Reading (Notes) Up with the Jones

Portucala thellusonii, a hand-coloured engraving after a drawing by Miss S. A. Drake (fl. 1820s-1840s), from the 26th volume of the Botanical Register (1840), edited by John Lindley. Found on wikimedia.

Yang Oerlang
This story is from The Chinese Fairy Book, ed. by R. Wilhelm and translated by Frederick H. Martens (1921).

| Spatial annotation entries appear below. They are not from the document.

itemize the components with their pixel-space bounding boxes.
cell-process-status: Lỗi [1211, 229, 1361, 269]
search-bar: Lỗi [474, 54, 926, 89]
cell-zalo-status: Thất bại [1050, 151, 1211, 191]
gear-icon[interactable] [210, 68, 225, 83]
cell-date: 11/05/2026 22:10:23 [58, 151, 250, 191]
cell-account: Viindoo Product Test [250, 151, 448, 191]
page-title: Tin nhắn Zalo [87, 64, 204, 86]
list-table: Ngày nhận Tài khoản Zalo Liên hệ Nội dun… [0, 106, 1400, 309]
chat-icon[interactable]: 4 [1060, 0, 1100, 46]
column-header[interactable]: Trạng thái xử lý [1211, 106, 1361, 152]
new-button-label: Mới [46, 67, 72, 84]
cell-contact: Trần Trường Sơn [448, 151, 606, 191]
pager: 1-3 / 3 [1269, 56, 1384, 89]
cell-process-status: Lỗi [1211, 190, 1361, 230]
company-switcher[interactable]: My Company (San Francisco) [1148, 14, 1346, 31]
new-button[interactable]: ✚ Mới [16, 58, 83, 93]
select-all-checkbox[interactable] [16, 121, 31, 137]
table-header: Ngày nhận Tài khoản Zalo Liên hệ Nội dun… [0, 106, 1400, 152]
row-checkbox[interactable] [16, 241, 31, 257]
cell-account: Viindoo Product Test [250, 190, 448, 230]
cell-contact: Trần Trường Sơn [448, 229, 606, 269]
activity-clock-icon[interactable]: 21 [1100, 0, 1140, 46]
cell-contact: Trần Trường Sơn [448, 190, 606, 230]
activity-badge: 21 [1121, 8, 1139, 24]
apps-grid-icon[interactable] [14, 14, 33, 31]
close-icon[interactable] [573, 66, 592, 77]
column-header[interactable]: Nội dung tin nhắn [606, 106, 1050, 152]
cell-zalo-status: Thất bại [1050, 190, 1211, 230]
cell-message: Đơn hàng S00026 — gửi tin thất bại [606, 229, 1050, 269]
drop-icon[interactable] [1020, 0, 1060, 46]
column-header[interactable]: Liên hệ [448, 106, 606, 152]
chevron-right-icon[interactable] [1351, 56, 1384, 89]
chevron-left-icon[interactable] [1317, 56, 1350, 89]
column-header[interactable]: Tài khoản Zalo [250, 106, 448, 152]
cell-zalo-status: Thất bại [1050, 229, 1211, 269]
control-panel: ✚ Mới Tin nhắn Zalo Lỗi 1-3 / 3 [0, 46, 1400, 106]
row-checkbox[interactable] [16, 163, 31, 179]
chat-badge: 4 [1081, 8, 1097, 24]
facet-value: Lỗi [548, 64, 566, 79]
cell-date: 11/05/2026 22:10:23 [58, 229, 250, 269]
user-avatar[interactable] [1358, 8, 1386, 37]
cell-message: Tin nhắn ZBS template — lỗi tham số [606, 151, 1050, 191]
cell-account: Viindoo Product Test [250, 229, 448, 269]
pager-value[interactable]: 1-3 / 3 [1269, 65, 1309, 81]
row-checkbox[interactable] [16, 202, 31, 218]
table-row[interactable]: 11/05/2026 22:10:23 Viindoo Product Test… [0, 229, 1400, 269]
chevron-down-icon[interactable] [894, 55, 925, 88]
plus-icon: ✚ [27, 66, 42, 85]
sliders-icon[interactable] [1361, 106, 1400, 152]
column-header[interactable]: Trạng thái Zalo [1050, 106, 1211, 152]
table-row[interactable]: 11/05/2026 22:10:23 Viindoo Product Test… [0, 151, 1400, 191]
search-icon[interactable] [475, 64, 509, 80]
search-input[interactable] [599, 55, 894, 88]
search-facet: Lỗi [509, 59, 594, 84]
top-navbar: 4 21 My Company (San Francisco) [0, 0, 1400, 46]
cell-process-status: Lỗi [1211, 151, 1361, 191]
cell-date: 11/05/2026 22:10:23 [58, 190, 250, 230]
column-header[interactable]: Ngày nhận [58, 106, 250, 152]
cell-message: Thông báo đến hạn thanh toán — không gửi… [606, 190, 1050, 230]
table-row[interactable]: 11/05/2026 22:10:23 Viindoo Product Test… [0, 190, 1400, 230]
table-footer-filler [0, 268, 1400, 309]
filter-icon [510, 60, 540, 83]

The daughter of the ruler of heaven came down to earth and got married. When she returned to heaven, she was pregnant with a son. The ruler was not happy and banished her to earth, covering her with hills. Her son was born, and he was very talented. Oreland has gifted in transformations, mastering many forms by the time ha was an adult. He went to the hills and rescued his mother from within. They stopped to rest and the mother was thirsty. Her son fetched her water from the bottom of the valley, but when he returned, she was no longer there. He searched for her, finally finding her skin, bones and blood stains on a rock nearby. She was divine, but her father had stripped her of that. She spent so long underground in the darkness of there prison, that the light destroyed her. There were multiple suns that lit the earth at that time. In his grief and anger, Oerlang took mountains on his shoulders and chased down the suns that destroyed his mother. He eventually crushed them to death between the mountains. He kept this up, grabbing mountains and pursuing suns until nine of the ten had been crushed. The past remaining sun hid himself (because apparently suns are he, who knew) under a portulacca plant. But a worm told his location. As he was about to crush the last sun, a messenger from eh ruler of heaven came down to tel him that he couldn't do that. That the earth and sky need the sun be a habitat place for living creatures. For his dedication to his mother and his talent, he was given the title of a god and the position of the ruler of heavens bodyguard (because that isn't a screwed up family situation). And He took the position. The sun rose from the plant, but the plant was left with the ability to have delicate white peals under the leaves, residue from the sun hinging under them.